What If All Primaries Were Like California’s?

- in House of Representatives


Attorney General Kamala Harris of California.Credit Nick Ut/Associated Press

What would happen to the makeup of Congress if more states used California’s non-partisan primary system? I wondered about that as I saw the news that two Democrats — Kamala Harris, the state’s attorney general, and Loretta Sanchez, a congresswoman from Orange County — will be running against each other in the general election in November to replace Senator Barbara Boxer, another Democrat who is retiring.

In California’s state and federal races, except for the presidency, the two candidates who get the most votes in the primary proceed to the general election regardless of party affiliation. Voters approved this top-two primary system in a ballot measure in 2010. It has resulted in other general election contests between Democrats in races for the state legislature and the House. The state’s two long-serving senators — Ms. Boxer and Diane Feinstein — are quite popular and have not faced a serious challenge in recent years.

Proponents of nonpartisan primaries say that the system has helped voters remove ineffective incumbents and elect more moderate lawmakers in California. That’s because many constituencies in the deep-blue state are a lock for Democratic candidates in general elections. And because primary voters are a small, highly motivated group, the results of those earlier contests are often not reflective of the will of the electorate as a whole.
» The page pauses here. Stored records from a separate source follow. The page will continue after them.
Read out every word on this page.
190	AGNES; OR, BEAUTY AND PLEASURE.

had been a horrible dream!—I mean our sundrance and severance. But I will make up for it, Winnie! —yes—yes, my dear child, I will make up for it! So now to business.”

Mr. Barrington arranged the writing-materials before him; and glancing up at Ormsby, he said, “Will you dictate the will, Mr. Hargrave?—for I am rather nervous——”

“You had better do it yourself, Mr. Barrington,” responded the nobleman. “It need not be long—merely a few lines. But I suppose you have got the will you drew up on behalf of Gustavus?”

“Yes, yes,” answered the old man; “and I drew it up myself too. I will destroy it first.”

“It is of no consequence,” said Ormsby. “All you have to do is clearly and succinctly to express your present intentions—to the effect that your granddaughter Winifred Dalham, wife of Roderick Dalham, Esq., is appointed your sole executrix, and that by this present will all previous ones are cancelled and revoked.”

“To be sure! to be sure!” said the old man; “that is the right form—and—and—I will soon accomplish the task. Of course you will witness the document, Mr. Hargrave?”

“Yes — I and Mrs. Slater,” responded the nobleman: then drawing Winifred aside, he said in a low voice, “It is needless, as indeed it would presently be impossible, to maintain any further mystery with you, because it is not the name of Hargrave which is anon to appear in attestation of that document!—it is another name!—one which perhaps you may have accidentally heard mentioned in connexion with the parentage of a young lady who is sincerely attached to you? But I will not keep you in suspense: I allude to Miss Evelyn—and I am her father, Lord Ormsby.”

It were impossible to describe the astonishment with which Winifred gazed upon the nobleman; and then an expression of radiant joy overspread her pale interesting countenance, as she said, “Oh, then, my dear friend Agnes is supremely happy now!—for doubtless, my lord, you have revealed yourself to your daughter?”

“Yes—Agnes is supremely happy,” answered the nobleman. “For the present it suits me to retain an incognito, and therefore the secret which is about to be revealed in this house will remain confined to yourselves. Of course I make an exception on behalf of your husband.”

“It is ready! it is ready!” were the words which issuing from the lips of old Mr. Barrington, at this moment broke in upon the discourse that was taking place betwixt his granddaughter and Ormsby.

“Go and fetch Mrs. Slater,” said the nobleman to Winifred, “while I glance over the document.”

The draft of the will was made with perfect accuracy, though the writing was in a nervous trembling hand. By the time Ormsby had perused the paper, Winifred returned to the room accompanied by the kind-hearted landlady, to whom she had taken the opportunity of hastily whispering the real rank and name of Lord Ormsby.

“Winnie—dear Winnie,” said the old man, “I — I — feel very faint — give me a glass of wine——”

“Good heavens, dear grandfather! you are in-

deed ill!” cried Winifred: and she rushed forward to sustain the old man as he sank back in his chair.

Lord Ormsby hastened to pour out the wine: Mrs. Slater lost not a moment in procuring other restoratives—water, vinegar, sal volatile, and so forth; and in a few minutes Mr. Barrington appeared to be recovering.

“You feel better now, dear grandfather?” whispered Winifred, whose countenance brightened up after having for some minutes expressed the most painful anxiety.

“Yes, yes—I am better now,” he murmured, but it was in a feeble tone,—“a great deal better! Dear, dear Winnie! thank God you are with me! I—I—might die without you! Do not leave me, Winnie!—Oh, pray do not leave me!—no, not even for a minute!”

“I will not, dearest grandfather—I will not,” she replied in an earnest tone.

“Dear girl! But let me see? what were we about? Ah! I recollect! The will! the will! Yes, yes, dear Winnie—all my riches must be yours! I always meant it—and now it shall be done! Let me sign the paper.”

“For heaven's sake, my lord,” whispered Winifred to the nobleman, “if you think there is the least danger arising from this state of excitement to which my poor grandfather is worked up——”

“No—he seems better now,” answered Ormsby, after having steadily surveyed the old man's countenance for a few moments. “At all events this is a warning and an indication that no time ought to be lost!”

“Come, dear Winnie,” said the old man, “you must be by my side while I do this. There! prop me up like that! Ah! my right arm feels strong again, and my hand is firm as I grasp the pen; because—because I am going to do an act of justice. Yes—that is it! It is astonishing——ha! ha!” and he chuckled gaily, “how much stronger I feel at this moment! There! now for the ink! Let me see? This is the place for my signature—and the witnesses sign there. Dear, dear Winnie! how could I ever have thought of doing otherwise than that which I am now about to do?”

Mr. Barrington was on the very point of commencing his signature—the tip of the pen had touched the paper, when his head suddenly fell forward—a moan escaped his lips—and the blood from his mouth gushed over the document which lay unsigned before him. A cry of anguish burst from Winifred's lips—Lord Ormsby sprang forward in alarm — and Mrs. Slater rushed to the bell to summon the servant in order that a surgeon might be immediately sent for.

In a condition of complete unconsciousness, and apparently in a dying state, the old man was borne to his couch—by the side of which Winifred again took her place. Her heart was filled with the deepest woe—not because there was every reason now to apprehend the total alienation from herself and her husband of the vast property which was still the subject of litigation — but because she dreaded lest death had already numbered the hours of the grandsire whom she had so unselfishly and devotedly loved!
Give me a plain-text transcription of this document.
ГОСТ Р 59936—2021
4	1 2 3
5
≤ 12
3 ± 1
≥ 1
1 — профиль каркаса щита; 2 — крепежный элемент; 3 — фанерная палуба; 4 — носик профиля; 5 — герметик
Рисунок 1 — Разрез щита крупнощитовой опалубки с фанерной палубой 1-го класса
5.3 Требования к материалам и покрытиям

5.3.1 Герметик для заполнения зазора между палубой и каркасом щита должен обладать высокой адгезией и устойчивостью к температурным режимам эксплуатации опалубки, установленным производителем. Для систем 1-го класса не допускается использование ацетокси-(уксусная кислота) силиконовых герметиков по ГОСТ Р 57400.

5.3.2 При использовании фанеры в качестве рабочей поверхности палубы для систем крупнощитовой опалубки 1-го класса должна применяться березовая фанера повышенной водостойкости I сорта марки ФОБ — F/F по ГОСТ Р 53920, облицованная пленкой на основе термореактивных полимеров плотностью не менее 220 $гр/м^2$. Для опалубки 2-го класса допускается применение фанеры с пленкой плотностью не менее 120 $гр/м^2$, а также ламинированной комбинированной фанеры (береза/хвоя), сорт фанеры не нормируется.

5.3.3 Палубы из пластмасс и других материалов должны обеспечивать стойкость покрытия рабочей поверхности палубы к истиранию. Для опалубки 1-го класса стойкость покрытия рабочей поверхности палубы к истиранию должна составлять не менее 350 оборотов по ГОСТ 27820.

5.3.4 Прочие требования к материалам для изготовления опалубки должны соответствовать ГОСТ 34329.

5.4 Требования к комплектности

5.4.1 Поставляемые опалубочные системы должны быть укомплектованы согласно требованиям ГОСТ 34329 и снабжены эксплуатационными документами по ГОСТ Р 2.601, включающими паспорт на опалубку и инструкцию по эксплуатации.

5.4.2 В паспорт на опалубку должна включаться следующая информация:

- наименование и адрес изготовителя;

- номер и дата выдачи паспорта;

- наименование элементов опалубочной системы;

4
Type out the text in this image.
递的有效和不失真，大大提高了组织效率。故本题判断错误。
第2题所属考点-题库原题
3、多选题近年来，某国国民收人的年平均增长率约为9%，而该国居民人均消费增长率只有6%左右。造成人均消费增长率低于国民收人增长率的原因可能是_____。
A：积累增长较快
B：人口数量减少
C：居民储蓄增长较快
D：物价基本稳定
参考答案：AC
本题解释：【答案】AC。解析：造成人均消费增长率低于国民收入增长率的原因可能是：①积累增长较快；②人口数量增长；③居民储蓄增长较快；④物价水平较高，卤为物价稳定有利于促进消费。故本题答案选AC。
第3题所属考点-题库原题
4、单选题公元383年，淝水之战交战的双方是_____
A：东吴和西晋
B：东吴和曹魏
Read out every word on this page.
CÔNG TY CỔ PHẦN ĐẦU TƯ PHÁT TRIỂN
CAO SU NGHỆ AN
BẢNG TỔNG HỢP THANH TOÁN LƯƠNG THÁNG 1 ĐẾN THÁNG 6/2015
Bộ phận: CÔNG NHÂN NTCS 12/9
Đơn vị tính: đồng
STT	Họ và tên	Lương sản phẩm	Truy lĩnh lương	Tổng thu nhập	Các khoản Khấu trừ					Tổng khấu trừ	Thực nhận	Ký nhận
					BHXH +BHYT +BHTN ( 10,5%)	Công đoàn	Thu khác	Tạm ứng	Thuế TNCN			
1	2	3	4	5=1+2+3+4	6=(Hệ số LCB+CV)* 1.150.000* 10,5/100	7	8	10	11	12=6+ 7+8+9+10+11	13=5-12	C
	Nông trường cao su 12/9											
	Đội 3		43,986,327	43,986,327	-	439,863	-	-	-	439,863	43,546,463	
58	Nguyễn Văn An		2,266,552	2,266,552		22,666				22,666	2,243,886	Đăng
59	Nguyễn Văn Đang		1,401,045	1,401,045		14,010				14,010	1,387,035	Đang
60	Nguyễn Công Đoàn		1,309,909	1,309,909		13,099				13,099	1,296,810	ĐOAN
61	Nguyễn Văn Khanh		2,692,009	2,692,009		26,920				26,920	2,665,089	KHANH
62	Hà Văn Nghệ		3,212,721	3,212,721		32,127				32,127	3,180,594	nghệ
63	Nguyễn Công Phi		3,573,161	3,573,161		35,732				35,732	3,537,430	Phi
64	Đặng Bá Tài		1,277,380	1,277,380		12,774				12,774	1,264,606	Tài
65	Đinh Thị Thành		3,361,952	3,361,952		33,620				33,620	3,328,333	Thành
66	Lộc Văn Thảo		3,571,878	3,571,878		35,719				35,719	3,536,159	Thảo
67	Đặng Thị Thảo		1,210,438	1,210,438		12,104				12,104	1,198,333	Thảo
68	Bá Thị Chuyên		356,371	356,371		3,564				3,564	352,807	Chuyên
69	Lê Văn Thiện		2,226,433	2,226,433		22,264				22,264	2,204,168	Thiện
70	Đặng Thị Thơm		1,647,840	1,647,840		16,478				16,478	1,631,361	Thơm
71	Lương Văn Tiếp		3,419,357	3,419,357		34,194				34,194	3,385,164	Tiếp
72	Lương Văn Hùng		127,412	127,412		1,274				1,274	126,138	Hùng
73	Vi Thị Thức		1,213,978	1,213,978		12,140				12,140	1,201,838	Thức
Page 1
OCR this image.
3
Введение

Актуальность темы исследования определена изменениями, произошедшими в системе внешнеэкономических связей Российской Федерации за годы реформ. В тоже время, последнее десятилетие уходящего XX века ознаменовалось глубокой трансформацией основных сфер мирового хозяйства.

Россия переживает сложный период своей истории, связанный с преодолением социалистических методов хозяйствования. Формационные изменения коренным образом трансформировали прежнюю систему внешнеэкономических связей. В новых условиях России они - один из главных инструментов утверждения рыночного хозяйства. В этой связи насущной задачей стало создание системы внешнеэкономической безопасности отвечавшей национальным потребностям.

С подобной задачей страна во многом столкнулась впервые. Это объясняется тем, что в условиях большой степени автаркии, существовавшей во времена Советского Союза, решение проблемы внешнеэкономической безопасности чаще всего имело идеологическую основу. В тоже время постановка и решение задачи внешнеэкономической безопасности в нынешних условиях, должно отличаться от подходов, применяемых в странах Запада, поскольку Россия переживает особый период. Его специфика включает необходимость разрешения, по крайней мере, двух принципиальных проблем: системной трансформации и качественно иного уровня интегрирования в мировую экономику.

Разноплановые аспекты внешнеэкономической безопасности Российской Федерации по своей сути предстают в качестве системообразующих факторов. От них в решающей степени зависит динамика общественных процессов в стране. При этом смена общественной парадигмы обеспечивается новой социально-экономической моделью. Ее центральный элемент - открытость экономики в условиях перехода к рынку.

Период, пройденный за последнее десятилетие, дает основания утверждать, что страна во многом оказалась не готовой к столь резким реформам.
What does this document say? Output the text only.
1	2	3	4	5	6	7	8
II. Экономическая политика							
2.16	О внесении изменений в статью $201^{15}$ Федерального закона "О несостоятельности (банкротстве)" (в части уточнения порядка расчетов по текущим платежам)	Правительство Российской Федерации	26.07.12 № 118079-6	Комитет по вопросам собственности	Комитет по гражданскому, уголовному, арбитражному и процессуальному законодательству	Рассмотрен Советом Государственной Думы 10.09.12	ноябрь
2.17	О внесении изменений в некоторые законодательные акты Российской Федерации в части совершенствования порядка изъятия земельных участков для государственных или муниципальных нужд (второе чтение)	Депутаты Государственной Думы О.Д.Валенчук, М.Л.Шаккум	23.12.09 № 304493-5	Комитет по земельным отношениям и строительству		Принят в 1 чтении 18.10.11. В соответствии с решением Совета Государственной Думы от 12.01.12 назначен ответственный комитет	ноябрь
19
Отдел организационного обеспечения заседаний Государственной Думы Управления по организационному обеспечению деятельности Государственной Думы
A system like California’s might affect election outcomes in states like Texas, where I once lived. Republicans make up the majority of the population in Texas but Democrats make up a sizeable minority and dominate cities like Austin, Dallas, Houston and San Antonio. A non-partisan primary race for the Senate in the state would almost certainly send two Republicans to the general election, but the more moderate of the two could win by appealing to centrist Republicans and Democrats. In practice, that would mean someone like Ted Cruz, the ultra-conservative former presidential candidate, would probably lose to a more moderate, though hardly liberal, candidate like David Dewhurst, the former lieutenant governor, whom Mr. Cruz beat in a primary runoff in 2012. There was a runoff because Mr. Dewhurst got 45 percent of the vote in the first contest; Mr. Cruz got 34 percent.

You could run similar thought experiments for races across the country. In many places, the ultimate results might be not very different than what we have under conventional primaries. But it is reasonable to expect that some current members of Congress would have a hard time getting elected under a California-style system.